书房内门窗紧闭,并未点灯。陆景之坐在翘头案后的太师椅上,双眼紧闭,神情放松,手指在翘头案上有一下没一下地轻扣着,不知在想着什么。
房门被轻轻扣响,陆景之手头动作一顿,收回手将之拢在宽袖之中。
“进来吧。”
门被轻轻推开,也不知用了什么手法,一开一关间木门居然没有发出一丝声响。
进门的是一个身着藏青衣衫的男子,个头不高,身量瘦弱,行动间动作却利落。
那男子对着陆景之行了礼,开口叫了声“公子”。
陆景之这才睁开了眼,眼神晦涩不明,却透着一股凌厉。。
“怎么来得这么晚。”
那男子身体一僵,双手紧紧攥紧成拳,指甲深掐进掌心的肉里。
“中途出了点意外,不过都解决了。”
既然都处理好了,陆景之也不多问,本来就不是多大的事。
见公子没有说话,那男子松了口气。
“陆英杰被他老子关在家里,说是三个月不准踏出房门。求阙斋里的那些人都关在雁回山山脚下的庄子里,沈家的人正在查,已经把线索抹干净了,一时半会儿查不到陆英杰的头上,剩下的公子看怎么处置?”

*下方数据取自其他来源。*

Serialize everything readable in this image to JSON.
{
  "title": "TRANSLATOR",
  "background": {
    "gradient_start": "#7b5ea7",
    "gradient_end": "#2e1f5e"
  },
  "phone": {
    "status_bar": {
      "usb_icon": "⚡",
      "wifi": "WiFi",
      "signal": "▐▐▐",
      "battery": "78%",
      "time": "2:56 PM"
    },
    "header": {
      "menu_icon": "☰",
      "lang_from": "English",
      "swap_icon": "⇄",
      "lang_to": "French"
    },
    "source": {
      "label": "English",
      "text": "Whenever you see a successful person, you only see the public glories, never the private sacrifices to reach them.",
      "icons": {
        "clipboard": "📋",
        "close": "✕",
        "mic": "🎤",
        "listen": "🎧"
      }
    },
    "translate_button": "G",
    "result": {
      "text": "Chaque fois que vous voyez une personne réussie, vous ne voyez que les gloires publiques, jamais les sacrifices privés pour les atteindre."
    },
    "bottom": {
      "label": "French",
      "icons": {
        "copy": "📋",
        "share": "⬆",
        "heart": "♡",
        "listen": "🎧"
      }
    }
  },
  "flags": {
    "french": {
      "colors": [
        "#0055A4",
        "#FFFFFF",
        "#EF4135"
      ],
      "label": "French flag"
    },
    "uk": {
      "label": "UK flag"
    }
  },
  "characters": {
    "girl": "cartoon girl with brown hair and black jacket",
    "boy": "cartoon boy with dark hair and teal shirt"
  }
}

“留着一口气,剩下的你自己看着办吧。”陆景之语气如常,轻抿着唇角,夜色下看不清容貌,却莫名让人心头陡然生寒。
陆英杰是沈缘福远了不知多少房的表哥。
陆英杰的父亲陆成当年甚是落魄,三餐不继,饥一餐饱一餐的,眼看就要饿死了,也不知从哪里得到的消息,知道自个儿有个表妹嫁了个好人家。

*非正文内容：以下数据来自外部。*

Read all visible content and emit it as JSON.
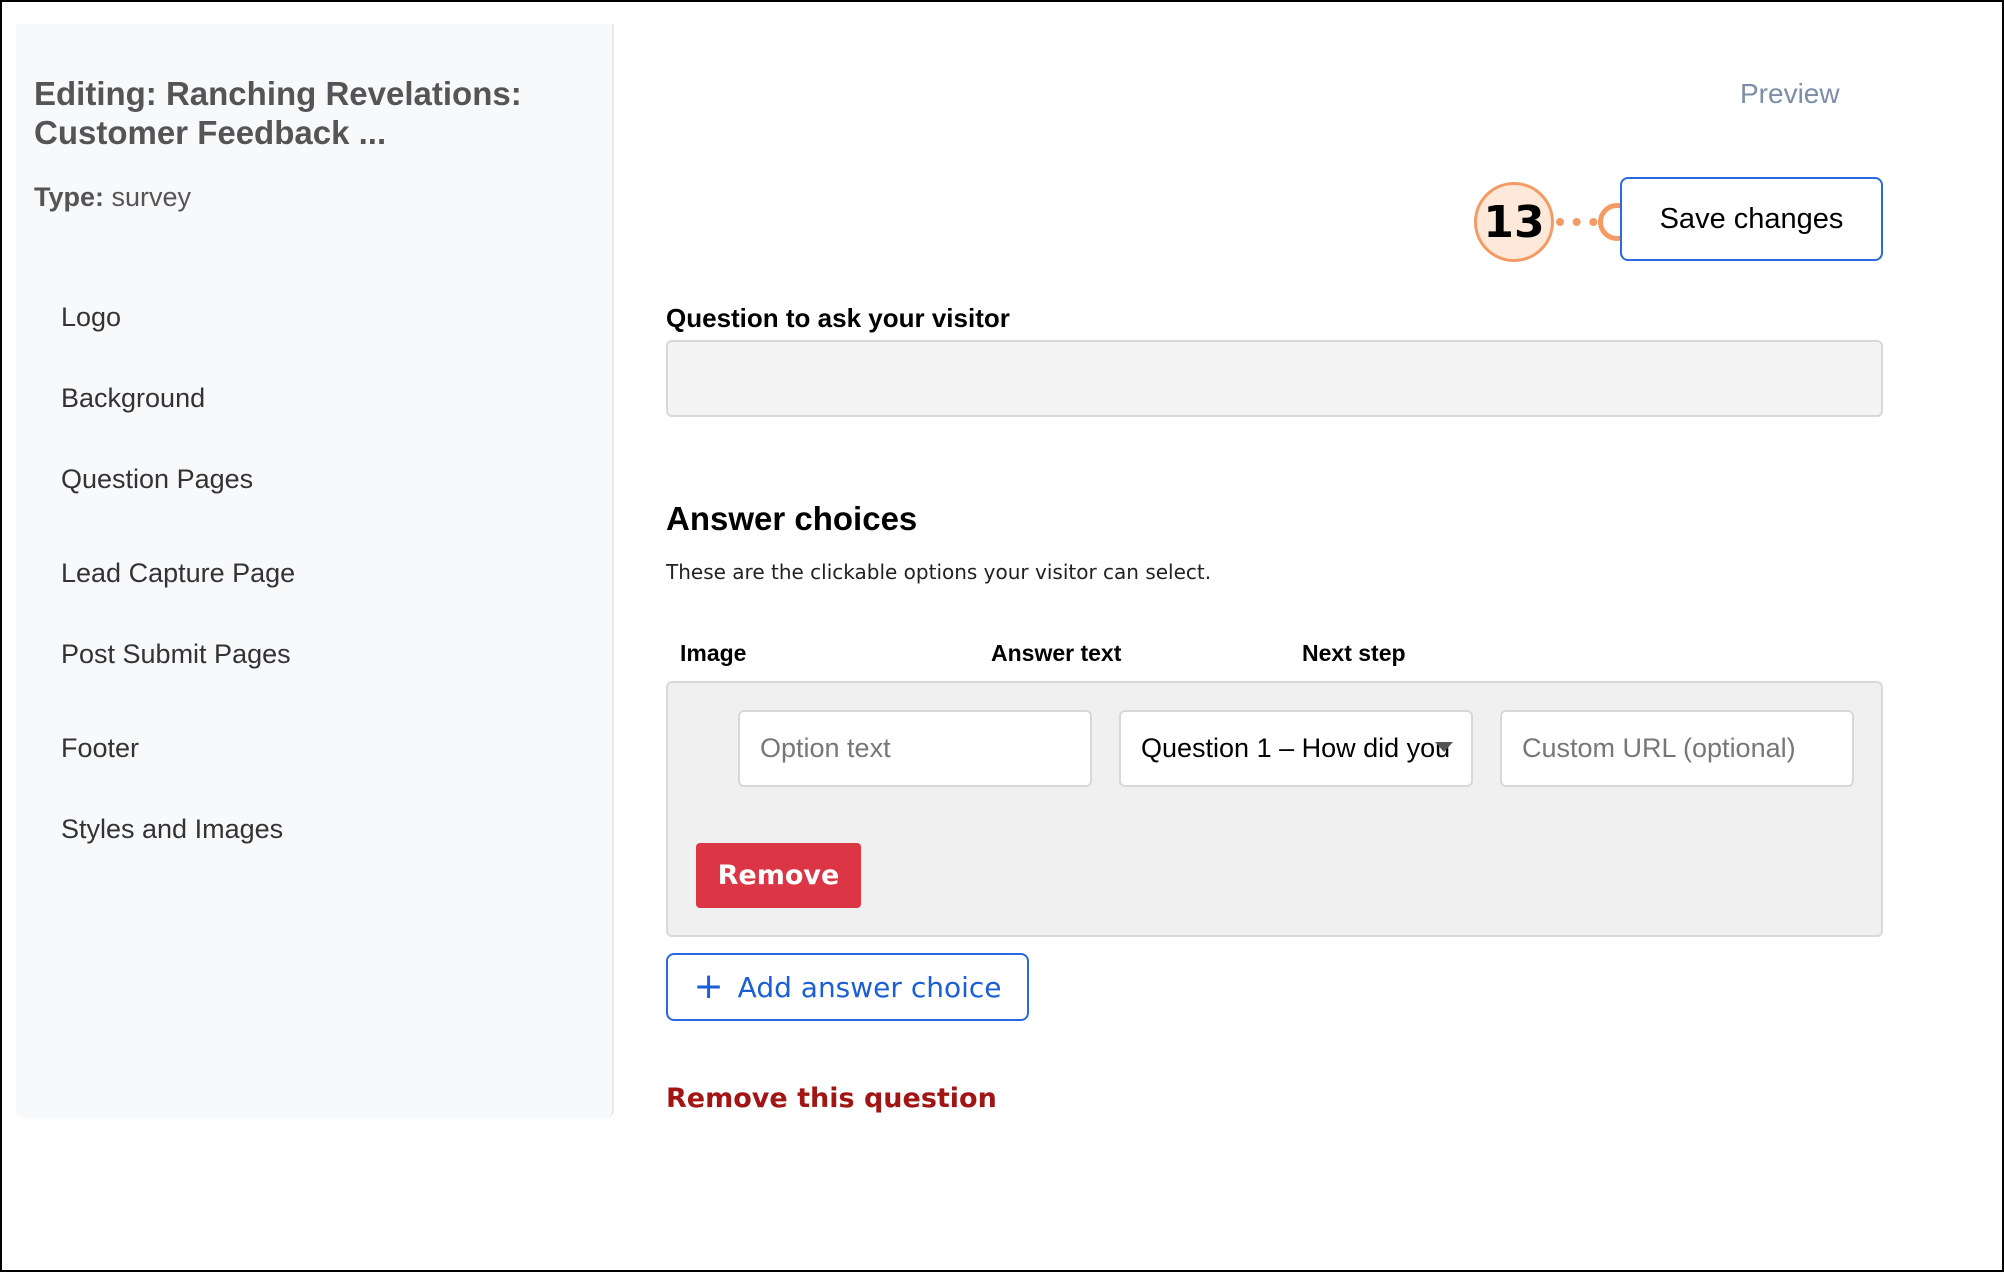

表妹的夫家家大业大,指甲缝里漏出来一点就够自己一家十天半月的嚼用了,陆成心一横,厚着脸皮带着病妻幼子一路乞讨来永修县,投奔这个从未见过面的远房表妹,
沈母永修县里没有娘家人,看着这一家子如此落魄,虽说血缘早已淡泊,可到底祖上是一家,便接济了些银两,帮着请了大夫,又让陆成去沈家名下的一间铺子里做学徒。
陆成有点小聪明又肯吃苦,还识得几个字,没几年手艺便学了十成十,日子好过了起来,也攒了不少家产。

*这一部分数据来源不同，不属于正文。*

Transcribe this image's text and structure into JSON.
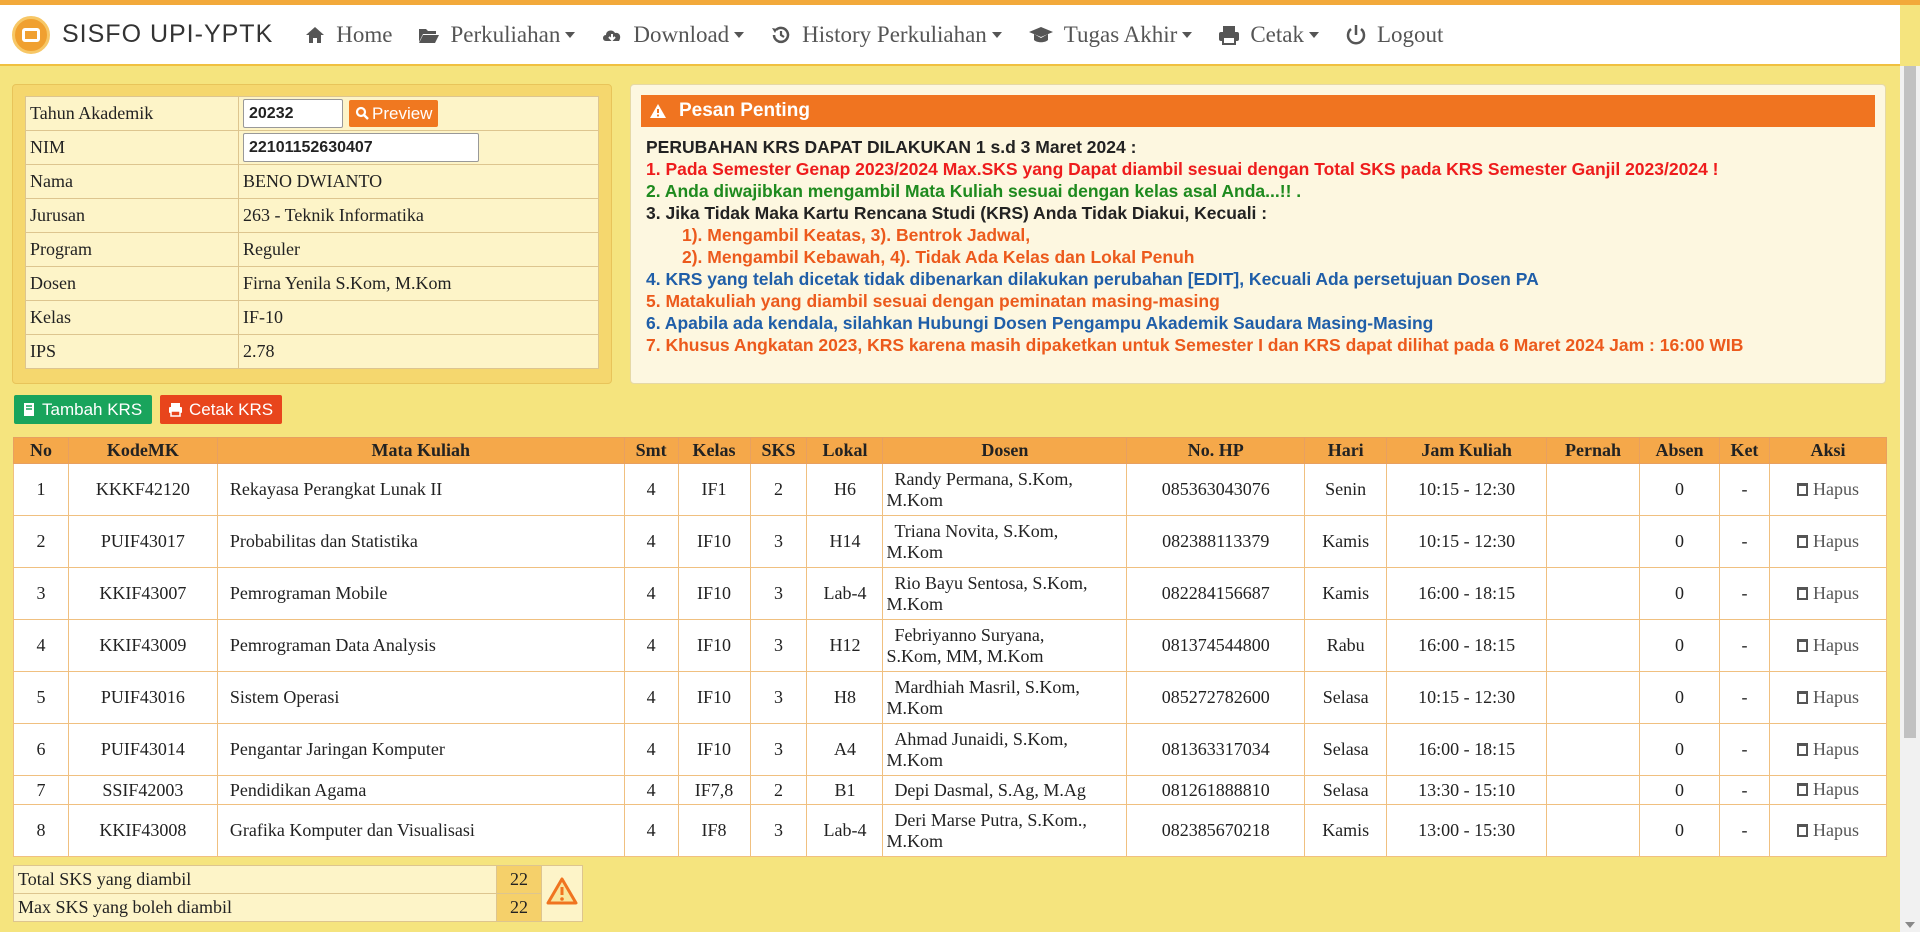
{
  "nav": {
    "brand": "SISFO UPI-YPTK",
    "items": [
      {
        "label": "Home",
        "icon": "home-icon",
        "dropdown": false
      },
      {
        "label": "Perkuliahan",
        "icon": "folder-open-icon",
        "dropdown": true
      },
      {
        "label": "Download",
        "icon": "cloud-download-icon",
        "dropdown": true
      },
      {
        "label": "History Perkuliahan",
        "icon": "history-icon",
        "dropdown": true
      },
      {
        "label": "Tugas Akhir",
        "icon": "graduation-cap-icon",
        "dropdown": true
      },
      {
        "label": "Cetak",
        "icon": "print-icon",
        "dropdown": true
      },
      {
        "label": "Logout",
        "icon": "power-icon",
        "dropdown": false
      }
    ]
  },
  "info": {
    "tahun_label": "Tahun Akademik",
    "tahun_value": "20232",
    "preview_label": "Preview",
    "nim_label": "NIM",
    "nim_value": "22101152630407",
    "nama_label": "Nama",
    "nama_value": "BENO DWIANTO",
    "jurusan_label": "Jurusan",
    "jurusan_value": "263 - Teknik Informatika",
    "program_label": "Program",
    "program_value": "Reguler",
    "dosen_label": "Dosen",
    "dosen_value": "Firna Yenila S.Kom, M.Kom",
    "kelas_label": "Kelas",
    "kelas_value": "IF-10",
    "ips_label": "IPS",
    "ips_value": "2.78"
  },
  "notice": {
    "title": "Pesan Penting",
    "line0": "PERUBAHAN KRS DAPAT DILAKUKAN 1 s.d 3 Maret 2024 :",
    "line1": "1. Pada Semester Genap 2023/2024 Max.SKS yang Dapat diambil sesuai dengan Total SKS pada KRS Semester Ganjil 2023/2024 !",
    "line2": "2. Anda diwajibkan mengambil Mata Kuliah sesuai dengan kelas asal Anda...!! .",
    "line3": "3. Jika Tidak Maka Kartu Rencana Studi (KRS) Anda Tidak Diakui, Kecuali :",
    "line3a": "1). Mengambil Keatas,     3). Bentrok Jadwal,",
    "line3b": "2). Mengambil Kebawah, 4). Tidak Ada Kelas dan Lokal Penuh",
    "line4": "4. KRS yang telah dicetak tidak dibenarkan dilakukan perubahan [EDIT], Kecuali Ada persetujuan Dosen PA",
    "line5": "5. Matakuliah yang diambil sesuai dengan peminatan masing-masing",
    "line6": "6. Apabila ada kendala, silahkan Hubungi Dosen Pengampu Akademik Saudara Masing-Masing",
    "line7": "7. Khusus Angkatan 2023, KRS karena masih dipaketkan untuk Semester I dan KRS dapat dilihat pada 6 Maret 2024 Jam : 16:00 WIB"
  },
  "buttons": {
    "tambah": "Tambah KRS",
    "cetak": "Cetak KRS"
  },
  "table": {
    "headers": [
      "No",
      "KodeMK",
      "Mata Kuliah",
      "Smt",
      "Kelas",
      "SKS",
      "Lokal",
      "Dosen",
      "No. HP",
      "Hari",
      "Jam Kuliah",
      "Pernah",
      "Absen",
      "Ket",
      "Aksi"
    ],
    "action_label": "Hapus",
    "rows": [
      {
        "no": "1",
        "kode": "KKKF42120",
        "mk": "Rekayasa Perangkat Lunak II",
        "smt": "4",
        "kelas": "IF1",
        "sks": "2",
        "lokal": "H6",
        "dosen1": "Randy Permana, S.Kom,",
        "dosen2": "M.Kom",
        "hp": "085363043076",
        "hari": "Senin",
        "jam": "10:15 - 12:30",
        "pernah": "",
        "absen": "0",
        "ket": "-"
      },
      {
        "no": "2",
        "kode": "PUIF43017",
        "mk": "Probabilitas dan Statistika",
        "smt": "4",
        "kelas": "IF10",
        "sks": "3",
        "lokal": "H14",
        "dosen1": "Triana Novita, S.Kom,",
        "dosen2": "M.Kom",
        "hp": "082388113379",
        "hari": "Kamis",
        "jam": "10:15 - 12:30",
        "pernah": "",
        "absen": "0",
        "ket": "-"
      },
      {
        "no": "3",
        "kode": "KKIF43007",
        "mk": "Pemrograman Mobile",
        "smt": "4",
        "kelas": "IF10",
        "sks": "3",
        "lokal": "Lab-4",
        "dosen1": "Rio Bayu Sentosa, S.Kom,",
        "dosen2": "M.Kom",
        "hp": "082284156687",
        "hari": "Kamis",
        "jam": "16:00 - 18:15",
        "pernah": "",
        "absen": "0",
        "ket": "-"
      },
      {
        "no": "4",
        "kode": "KKIF43009",
        "mk": "Pemrograman Data Analysis",
        "smt": "4",
        "kelas": "IF10",
        "sks": "3",
        "lokal": "H12",
        "dosen1": "Febriyanno Suryana,",
        "dosen2": "S.Kom, MM, M.Kom",
        "hp": "081374544800",
        "hari": "Rabu",
        "jam": "16:00 - 18:15",
        "pernah": "",
        "absen": "0",
        "ket": "-"
      },
      {
        "no": "5",
        "kode": "PUIF43016",
        "mk": "Sistem Operasi",
        "smt": "4",
        "kelas": "IF10",
        "sks": "3",
        "lokal": "H8",
        "dosen1": "Mardhiah Masril, S.Kom,",
        "dosen2": "M.Kom",
        "hp": "085272782600",
        "hari": "Selasa",
        "jam": "10:15 - 12:30",
        "pernah": "",
        "absen": "0",
        "ket": "-"
      },
      {
        "no": "6",
        "kode": "PUIF43014",
        "mk": "Pengantar Jaringan Komputer",
        "smt": "4",
        "kelas": "IF10",
        "sks": "3",
        "lokal": "A4",
        "dosen1": "Ahmad Junaidi, S.Kom,",
        "dosen2": "M.Kom",
        "hp": "081363317034",
        "hari": "Selasa",
        "jam": "16:00 - 18:15",
        "pernah": "",
        "absen": "0",
        "ket": "-"
      },
      {
        "no": "7",
        "kode": "SSIF42003",
        "mk": "Pendidikan Agama",
        "smt": "4",
        "kelas": "IF7,8",
        "sks": "2",
        "lokal": "B1",
        "dosen1": "Depi Dasmal, S.Ag, M.Ag",
        "dosen2": "",
        "hp": "081261888810",
        "hari": "Selasa",
        "jam": "13:30 - 15:10",
        "pernah": "",
        "absen": "0",
        "ket": "-"
      },
      {
        "no": "8",
        "kode": "KKIF43008",
        "mk": "Grafika Komputer dan Visualisasi",
        "smt": "4",
        "kelas": "IF8",
        "sks": "3",
        "lokal": "Lab-4",
        "dosen1": "Deri Marse Putra, S.Kom.,",
        "dosen2": "M.Kom",
        "hp": "082385670218",
        "hari": "Kamis",
        "jam": "13:00 - 15:30",
        "pernah": "",
        "absen": "0",
        "ket": "-"
      }
    ]
  },
  "summary": {
    "total_label": "Total SKS yang diambil",
    "total_value": "22",
    "max_label": "Max SKS yang boleh diambil",
    "max_value": "22"
  },
  "colors": {
    "page_bg": "#f5e47e",
    "accent_orange": "#f07420",
    "table_header": "#f5a84a",
    "green_button": "#19a45c",
    "red_button": "#e8451c"
  }
}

沈钱看陆成为人踏实勤奋,也没有什么歪心思,看在爱妻的面子上也愿意提拔提拔这个远了不知多少房的小舅子。后来陆成提出要自己开铺子,沈钱还帮衬着铺了不少路。
这些年两家关系不算多亲厚,却也每年有来往,逢年过节的礼更是一次不漏。
可陆成的儿子陆英杰却是个被惯坏了的。陆成心疼儿子小时候跟着自己吃了不少苦,不忍对儿子严厉苛责,平日里又忙,儿子多半是妻子在管教。
陆英杰善作表面功夫,背后的事决不拿到父亲跟前来,嘴巴又会说话哄人,陆成只当儿子胸无大志,心想着自己赚下的钱也够儿子孙子几代嚼用了,不成器便不成器吧。
谁成想陆英杰却心大,一心想做沈家的女婿。